Doug Enaa Greene: The rise of Marxism in France
Doug Enaa Greene describes The rise of Marxism in France.
Engels recognized the danger of a Boulangist dictatorship as spelling the end not only to the socialist movement in France, but the Third Republic itself. For him, the question was not just how to analyze Boulangism, but how to fight it.
Engels was enraged at the passivity of the POF, writing of the general's ties to royalists and that his threat of war would be used to kill off the workers' movement. Engels warned the socialists not to let their hatred of the radicals and the Republic blind them to the threat of dictatorship.
You will get him all the same, the good Boulanger whom you crave, and the Socialists will be his first victims. For a First Consul has got to be impartial and, for every time he lets the blood of the Stock Exchange, he will place another curb on the proletariat, if only to even things out.[39]Engels told the workers that the defense of democracy was vital, so vital in fact, that its defense could not be left to the bourgeoisie. Rather the preservation of democratic freedoms needed to be led by the socialists, utilizing revolutionary means.
However, Engels' castigated Lafargue's tailing of Boulanger, warning that it was not the job of socialists to just go along with the tide, even if it appeared momentarily popular, stating that such a course was bankrupt. Rather, socialists needed to take a long-term view and not just follow whatever was popular:
But if we are not to go against the popular current of momentary tomfoolery, what in the name of the devil is our business?[40]MWhat Engels stressed to Lafargue and Guesde was that the options before them were not simply between the Opportunists and Boulanger, but that there was a third option of independent political action by the working class. He urged the socialists to put up their own candidates, opposed to those of both camps. When the Marxists put up their own candidate in Paris in 1889, Engels hailed it as “at least one step in the right direction by proclaiming the necessity of an independent socialist candidature.”[41] As Engels, reminded Lafargue, “For the past twenty years we have been advocating the formation of a Party that was distinct from and opposed to all bourgeois parties.”[42]

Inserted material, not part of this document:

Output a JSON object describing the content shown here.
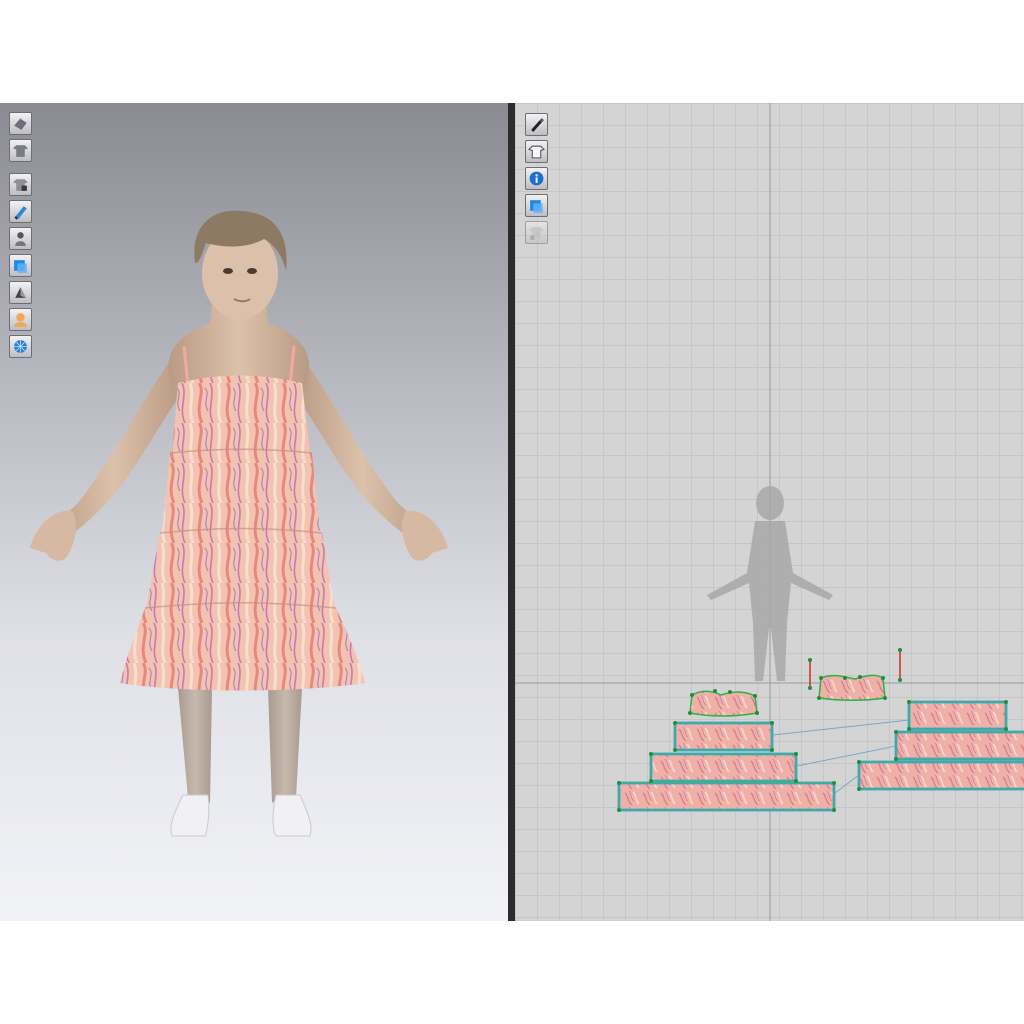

What Engels advocated to the POF, was not renouncing the fight against Boulanger or seeing it as just another inter-bourgeois affair, but that the working class needed to protect democratic freedoms with their own revolutionary means, as opposed to relying on the good graces of the ruling class or the ballot box. And in order to defeat reaction, the working class needs their own flag in the field — an independent political party with its own revolutionary agenda.
Emphasis Mine
Engels' critique of the POF (French Workers' Party) proved to right as later events revealed:
By the early 1890s, the POF had its first electoral breakthroughs, winning control of several municipal governments and electing Guesde and Lafargue to the Chamber of Deputies. The socialists seemed poised for greater gains in wake of the Panama Corruption scandal, which exposed the underlying bourgeois nature of the Third Republic. However, the POF suffered a serious setback by remaining aloof from the Dreyfus Affair. Guesde believed that the Dreyfus Affair, similar to the Boulanger Crisis, was a feud between two bourgeois factions in which workers had no stake. This time, their neutrality backfired as it became clear that reactionaries, conservatives and royalists were threatening to overthrow the Republic itself. Reformist socialists, such as the great orator Jean Jaures, thus stepped into the breach and rallied to the defense the Republic. Many Guesdists abandoned the movement's neutrality in order to collaborate with bourgeois republicans and reformists in a pact of “Republican Defense“ to defeat reaction.
Emphasis Mine
As revolutionaries, we can stand aloof from the democratic struggle. Politics is in both the mass movements and the electoral process.